Caso Cimò, confermata condanna al marito

La Cassazione rigetta il ricorso: 25 anni di carcere per uxoricidio a Salvatore Di Grazia. Il corpo della moglie non fu mai trovato

CATANIA – Diventa definitiva la condanna a 25 anni di reclusione per uxoricidio e occultamento di cadavere di Salvatore Di Grazia, l’84enne accusato di avere ucciso la moglie Mariella Cimò, 72 anni, per contrasti economici e passionali, facendo poi sparire il corpo.
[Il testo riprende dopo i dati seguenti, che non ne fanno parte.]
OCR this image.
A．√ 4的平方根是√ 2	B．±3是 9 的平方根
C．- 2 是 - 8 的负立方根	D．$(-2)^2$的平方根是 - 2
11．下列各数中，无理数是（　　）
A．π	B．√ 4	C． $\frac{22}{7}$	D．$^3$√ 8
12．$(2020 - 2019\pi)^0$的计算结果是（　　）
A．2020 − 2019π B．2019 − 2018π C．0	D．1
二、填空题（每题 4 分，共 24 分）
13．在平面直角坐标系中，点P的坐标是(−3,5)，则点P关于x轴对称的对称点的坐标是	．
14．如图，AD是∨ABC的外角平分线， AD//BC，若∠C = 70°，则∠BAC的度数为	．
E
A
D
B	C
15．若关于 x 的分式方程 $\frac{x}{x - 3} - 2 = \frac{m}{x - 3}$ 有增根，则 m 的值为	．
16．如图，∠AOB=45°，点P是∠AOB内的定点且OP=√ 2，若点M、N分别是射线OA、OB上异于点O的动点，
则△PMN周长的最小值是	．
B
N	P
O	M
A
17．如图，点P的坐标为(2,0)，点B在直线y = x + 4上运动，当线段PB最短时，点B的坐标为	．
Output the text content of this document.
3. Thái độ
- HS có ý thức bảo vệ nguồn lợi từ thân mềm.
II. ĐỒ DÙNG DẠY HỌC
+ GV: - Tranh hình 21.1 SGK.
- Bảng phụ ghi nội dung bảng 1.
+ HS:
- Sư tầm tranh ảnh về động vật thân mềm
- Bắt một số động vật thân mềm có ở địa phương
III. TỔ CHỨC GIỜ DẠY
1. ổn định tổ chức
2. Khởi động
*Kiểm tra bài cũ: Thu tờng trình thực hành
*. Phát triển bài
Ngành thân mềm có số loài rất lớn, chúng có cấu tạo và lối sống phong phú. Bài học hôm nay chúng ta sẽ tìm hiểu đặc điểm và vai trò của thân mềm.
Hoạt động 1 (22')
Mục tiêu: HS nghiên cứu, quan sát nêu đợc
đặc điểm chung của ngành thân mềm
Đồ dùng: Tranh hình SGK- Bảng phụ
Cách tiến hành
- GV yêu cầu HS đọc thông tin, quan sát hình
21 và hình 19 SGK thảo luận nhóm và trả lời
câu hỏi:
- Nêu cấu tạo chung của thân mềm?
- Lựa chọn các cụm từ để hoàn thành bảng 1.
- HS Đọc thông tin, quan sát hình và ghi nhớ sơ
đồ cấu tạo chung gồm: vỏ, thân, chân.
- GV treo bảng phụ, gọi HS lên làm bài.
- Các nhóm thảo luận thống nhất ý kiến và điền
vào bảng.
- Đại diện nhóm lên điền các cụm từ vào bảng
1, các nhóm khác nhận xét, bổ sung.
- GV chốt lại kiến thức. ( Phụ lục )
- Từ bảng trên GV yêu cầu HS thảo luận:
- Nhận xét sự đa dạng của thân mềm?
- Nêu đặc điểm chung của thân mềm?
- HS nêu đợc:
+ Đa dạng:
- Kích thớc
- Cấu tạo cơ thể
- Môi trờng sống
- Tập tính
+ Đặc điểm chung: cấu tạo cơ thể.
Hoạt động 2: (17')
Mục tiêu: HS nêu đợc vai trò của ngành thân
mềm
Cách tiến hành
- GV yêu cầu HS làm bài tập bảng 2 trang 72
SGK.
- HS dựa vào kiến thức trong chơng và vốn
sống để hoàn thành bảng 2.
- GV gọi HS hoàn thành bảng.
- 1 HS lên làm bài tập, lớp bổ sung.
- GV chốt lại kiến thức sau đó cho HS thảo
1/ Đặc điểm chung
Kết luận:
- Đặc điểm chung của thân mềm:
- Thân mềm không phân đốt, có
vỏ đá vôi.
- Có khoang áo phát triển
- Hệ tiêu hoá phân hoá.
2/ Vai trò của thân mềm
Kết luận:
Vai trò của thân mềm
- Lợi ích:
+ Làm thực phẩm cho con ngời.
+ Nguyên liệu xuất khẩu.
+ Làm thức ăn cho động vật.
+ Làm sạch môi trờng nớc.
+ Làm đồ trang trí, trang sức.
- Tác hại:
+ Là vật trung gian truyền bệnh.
La Corte di cassazione ha rigettato il ricorso dei suoi legali contro la sentenza della Corte d’appello di Catania che l’8 luglio 2019, aveva confermato quella di primo grado, emessa il 7 aprile del 2017.
La donna scomparve dall’abitazione della coppia il 25 agosto 2011, la denuncia fu presentata dal marito il 5 settembre successivo. I due erano sposati da 43 anni.
Negli ultimi periodi c’erano stati dei contrasti tra marito e moglie, in particolare sulla gestione di un autolavaggio self service di Aci Sant’Antonio, di proprietà della Cimò e nel quale lavorava Di Grazia.
La donna lo voleva vendere mentre il marito era assolutamente contrario, anche perché, sostengono i carabinieri che indagarono coordinati dal Pm Angelo Busacca, “utilizzava gli uffici per incontri legati a relazioni extraconiugali”.